Ora il tema del Ddt è di nuovo in auge, in ambito scientifico, come "unico rimedio" contro la malaria in Africa e in India. Così nuovamente dibattuto da dimenticare che la battaglia di Rachel Carson fu diversa, che la sua non fu una guerra contro il Dicloro-Difenil-Tricloroetano ma una sfida necessaria a sostegno di una ricerca altra, sostenibile per noi e per la Natura. Quando esimi scienziati, famosi scrittori che parlano di "caro, vecchio Ddt" dicono che vietare il Flit (così lo chiamavamo in Italia) "ha ucciso più persone di Hitler", dimenticano che Carson non ha mai sostenuto un divieto assoluto dell'insetticida, ma semmai una sua regolamentazione. E tutto questo accadeva in un Paese come gli Stati Uniti dove perfino la pubblicità dell'epoca diceva che mangiare Ddt faceva bene:" Ddt, so safe you can eat it”.
Nel 2020, l'ultimo rapporto della riunione congiunta delle Nazioni Unite sui residui di pesticidi, ha dimostrato che programmi ben gestiti di irrorazione di Ddt in ambienti chiusi non comportano danni agli esseri umani o alla fauna selvatica. Ci sono terre come il Sudafrica, e almeno altri 14 Paesi africani che continuano a usare il Flit contro la malaria - una malattia che colpisce tra 300 e 500 milioni di persone ogni anno- con discreti risultati.
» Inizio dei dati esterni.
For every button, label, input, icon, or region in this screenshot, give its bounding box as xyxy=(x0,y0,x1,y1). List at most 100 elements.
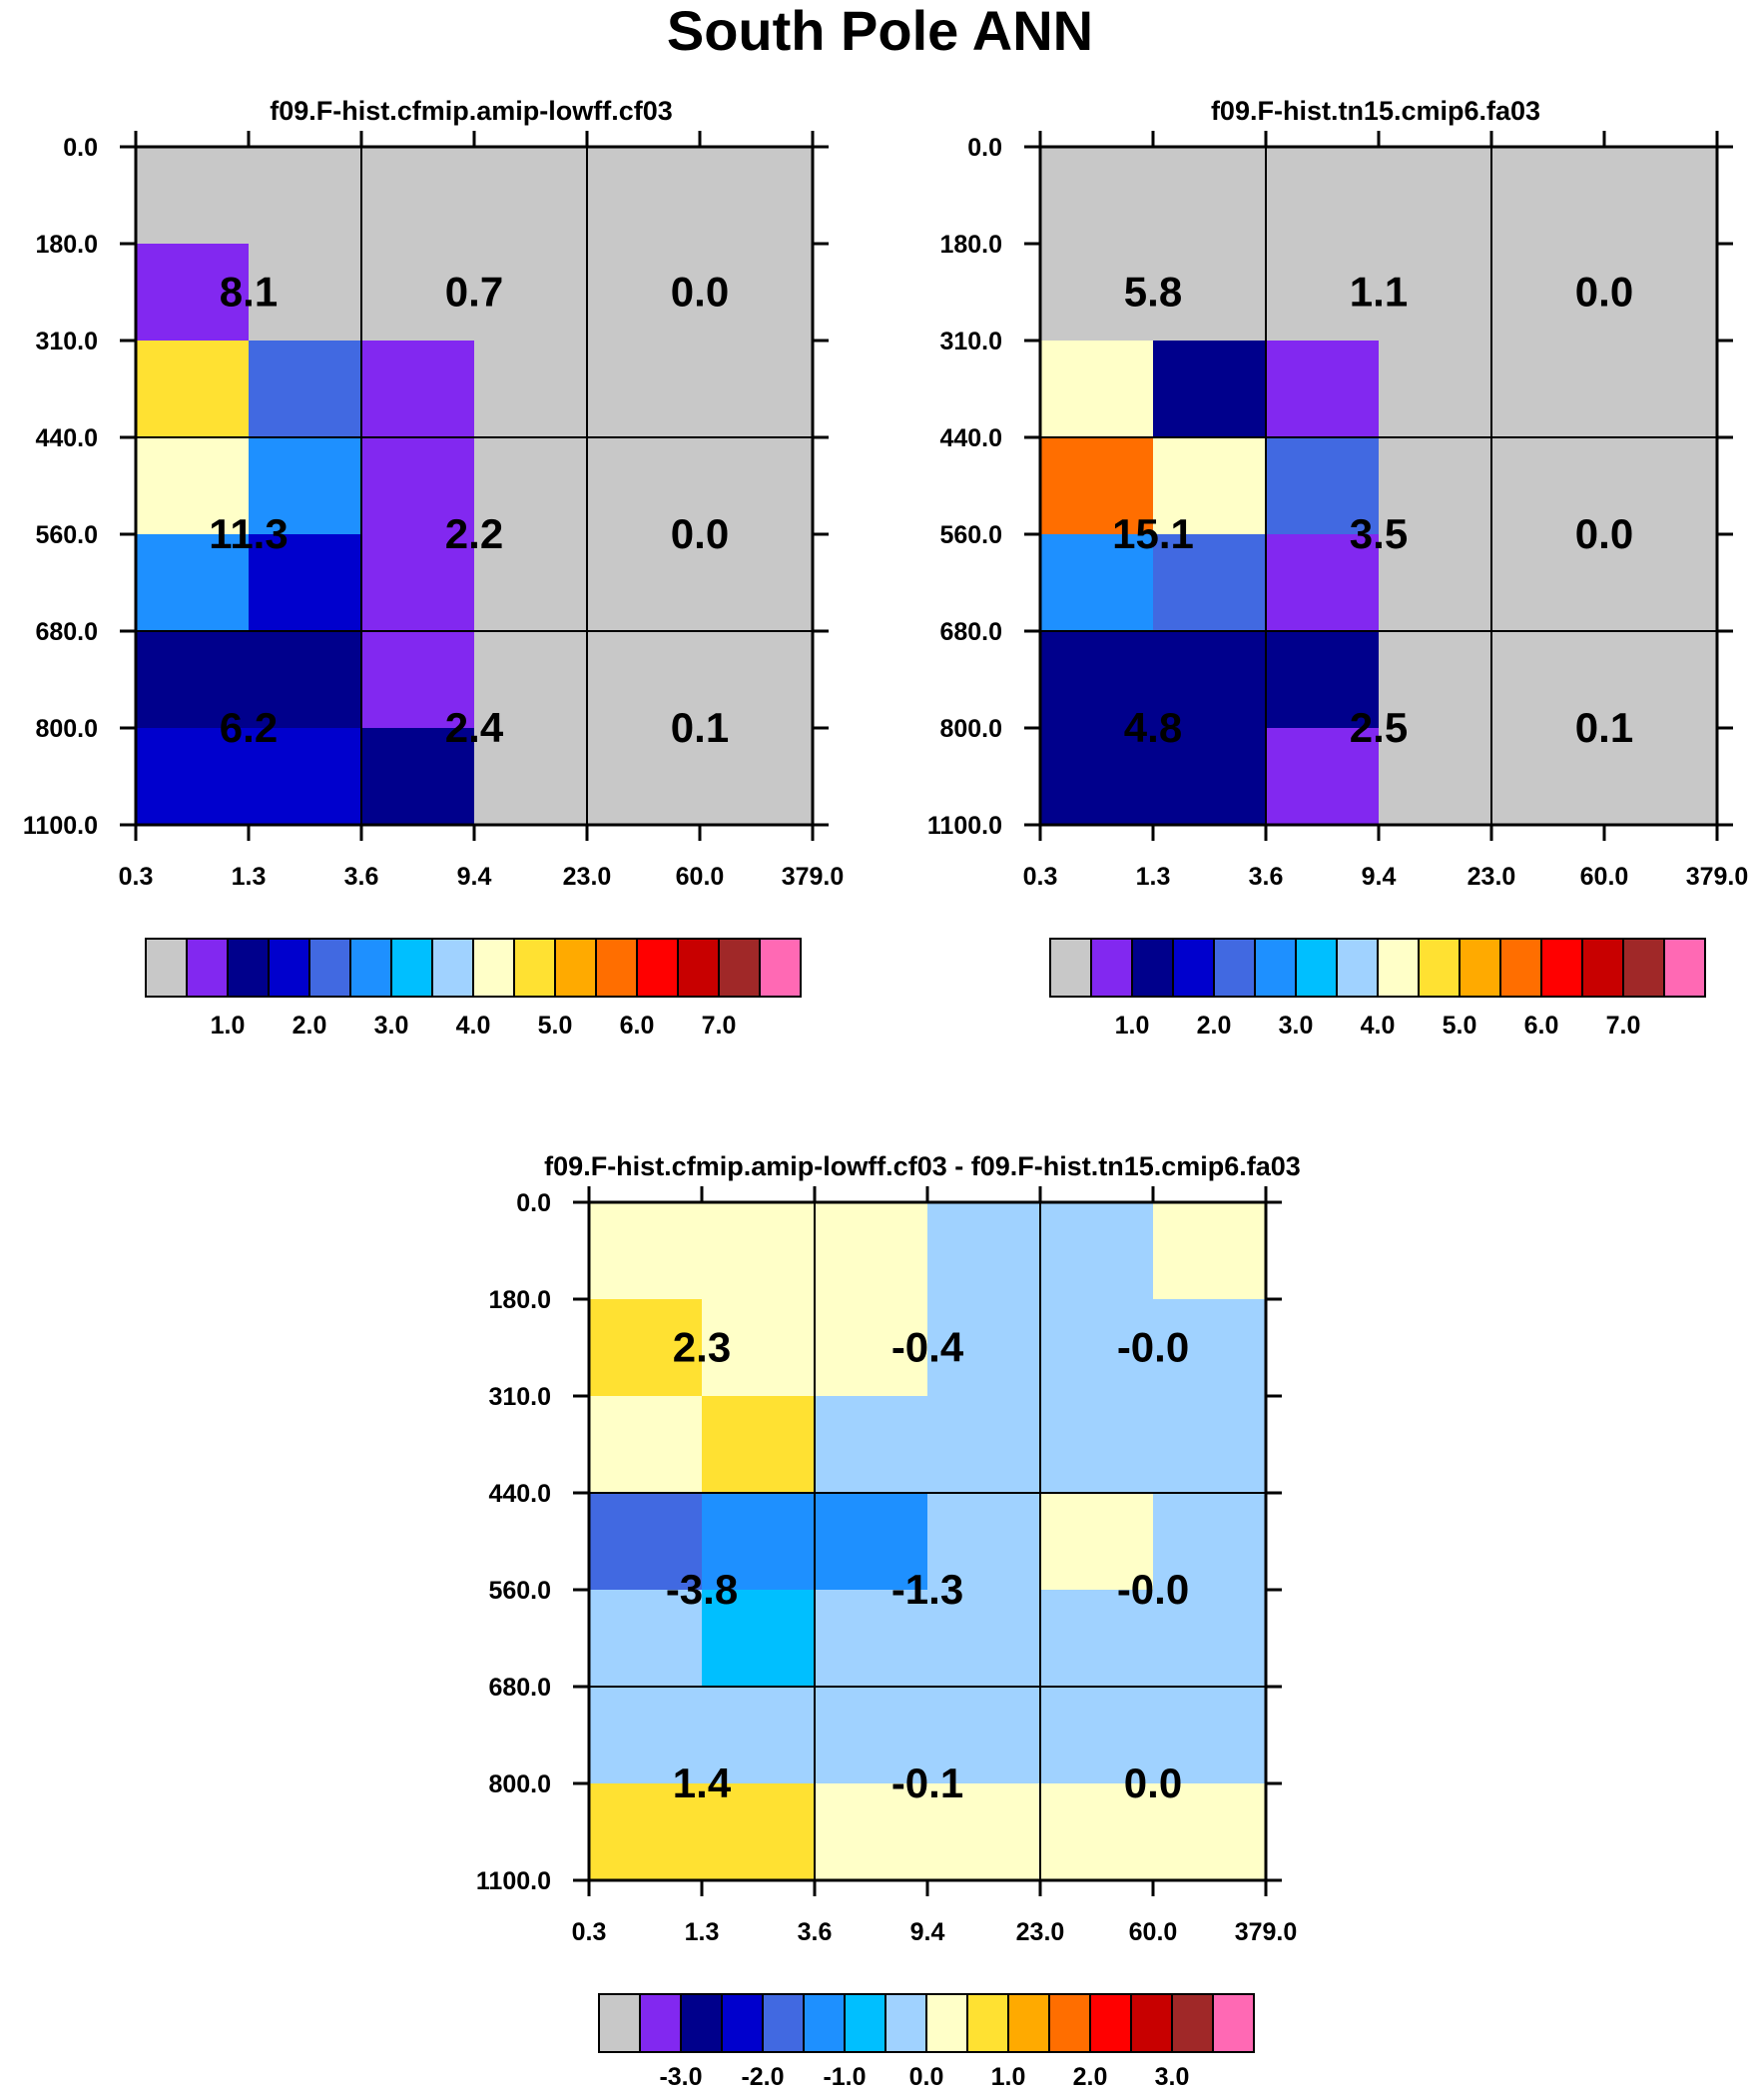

Più facile, più economico spruzzare a casaccio, a tonnellate, che cercare altro, ovvio, o dotare di zanzariere o altri presidi medici le popolazioni a rischio. Salvo poi dimenticare che in questa esegesi del Ddt e dei pesticidi la zanzara della malaria è più furba degli esseri umani e che in Asia, ad esempio, ha imparato a difendersi: non muore più. Mentre invece ci ammaliamo noi per le conseguenze dei fitofarmaci e di tutte le violenze che usiamo alla Terra, la Madre che ogni giorno prendiamo a calci, in nome di un falso progresso che è veleno.